Niti Aayog vice-chairman Arvind Panagariya on Wednesday said the government’s demonetisation drive will leave a “very positive” impact on the economy in the long term as more people will move towards digital transactions.
“You see its (demonetisation) impact in the long term. It will be very positive,” he told reporters on the sidelines of Global Energy Dialogue organised by CII.
In contrary to the Panagariya’s views, many economists and analysts have expressed apprehensions that demonetisation may pull down the economic growth in the second half of this fiscal.
Elaborating further, Panagaria said, “Financial intermediation has increased after deposits in bank accounts. This means the capital which was privately invested will now be invested through financial institutions. This will have good impact (on the economy). It will increase our efficiency of transactions as we move towards digitised transactions. This will also be a positive thing.”
Fitch Ratings lowered India’s GDP growth forecast for this fiscal to 6.9 per cent from 7.4 per cent, saying there will be “temporary disruptions” to economic activity post demonetisation.

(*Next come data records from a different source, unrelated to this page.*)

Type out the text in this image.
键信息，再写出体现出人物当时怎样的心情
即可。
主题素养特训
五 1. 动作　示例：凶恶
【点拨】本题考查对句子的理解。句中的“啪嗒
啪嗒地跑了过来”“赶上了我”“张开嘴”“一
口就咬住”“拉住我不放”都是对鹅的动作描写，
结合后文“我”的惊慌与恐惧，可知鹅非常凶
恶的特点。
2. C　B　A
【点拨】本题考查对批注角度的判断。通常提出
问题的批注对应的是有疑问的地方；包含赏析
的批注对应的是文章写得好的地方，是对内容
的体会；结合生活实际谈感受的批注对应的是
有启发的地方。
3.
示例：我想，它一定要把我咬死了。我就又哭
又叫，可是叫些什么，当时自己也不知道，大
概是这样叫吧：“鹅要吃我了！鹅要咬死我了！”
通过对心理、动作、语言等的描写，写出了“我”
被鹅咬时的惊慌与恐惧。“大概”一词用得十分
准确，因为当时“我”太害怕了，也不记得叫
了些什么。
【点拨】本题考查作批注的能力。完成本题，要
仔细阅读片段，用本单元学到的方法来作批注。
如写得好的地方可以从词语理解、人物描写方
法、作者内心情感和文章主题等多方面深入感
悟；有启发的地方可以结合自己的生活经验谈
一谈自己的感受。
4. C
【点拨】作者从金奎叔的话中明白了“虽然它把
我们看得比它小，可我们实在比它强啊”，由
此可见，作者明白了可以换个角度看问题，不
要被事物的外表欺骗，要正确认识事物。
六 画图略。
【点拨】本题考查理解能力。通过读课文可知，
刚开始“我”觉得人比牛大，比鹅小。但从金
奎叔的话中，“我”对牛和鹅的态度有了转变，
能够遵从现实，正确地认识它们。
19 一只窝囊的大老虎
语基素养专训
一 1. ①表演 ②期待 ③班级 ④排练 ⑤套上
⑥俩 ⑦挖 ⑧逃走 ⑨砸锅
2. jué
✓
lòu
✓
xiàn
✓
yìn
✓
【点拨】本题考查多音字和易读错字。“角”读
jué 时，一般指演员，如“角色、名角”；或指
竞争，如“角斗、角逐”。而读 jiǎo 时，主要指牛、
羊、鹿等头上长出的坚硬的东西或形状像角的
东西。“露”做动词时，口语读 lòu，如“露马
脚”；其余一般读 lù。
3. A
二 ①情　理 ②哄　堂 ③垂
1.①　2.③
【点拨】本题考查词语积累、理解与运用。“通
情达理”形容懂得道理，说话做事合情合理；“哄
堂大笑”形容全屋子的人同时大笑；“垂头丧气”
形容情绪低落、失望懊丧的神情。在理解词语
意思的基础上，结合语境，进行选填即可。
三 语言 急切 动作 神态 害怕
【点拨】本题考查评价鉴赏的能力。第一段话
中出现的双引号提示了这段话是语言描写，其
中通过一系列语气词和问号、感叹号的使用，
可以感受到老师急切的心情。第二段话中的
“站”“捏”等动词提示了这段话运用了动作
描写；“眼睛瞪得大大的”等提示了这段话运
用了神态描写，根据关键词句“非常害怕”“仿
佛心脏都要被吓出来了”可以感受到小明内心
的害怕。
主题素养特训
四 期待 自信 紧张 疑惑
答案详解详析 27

On concerns being raised by economists and rating agencies on the economic growth front, Panagaria said, “Everybody is expressing their views. It has to be seen what happens quantitatively. Mr (Aditya) Puri from HDFC Bank has said that it is an overstatement regarding this (impact of demonetisation on GDP growth).”
The demonetisation issue has also rocked Parliament as both the Houses have been witnessing disruptions and adjournments due to the noisy protests by the Opposition parties for past several days.
On the Reserve Bank’s decision to temporarily increase Cash Reserve Ratio (CRR), Panagaria said, “This is an RBI issue. When liquidity increases so much in the system, that is the kind of measure which RBI takes.”
He further said, “The repo rate (at which RBI lends) and liquidity in the system have to be consistent with each other. Around Rs 8 lakh crore has come into the banking system. The other measure was through Monetary Stabilisation Scheme. But it would have taken more time.”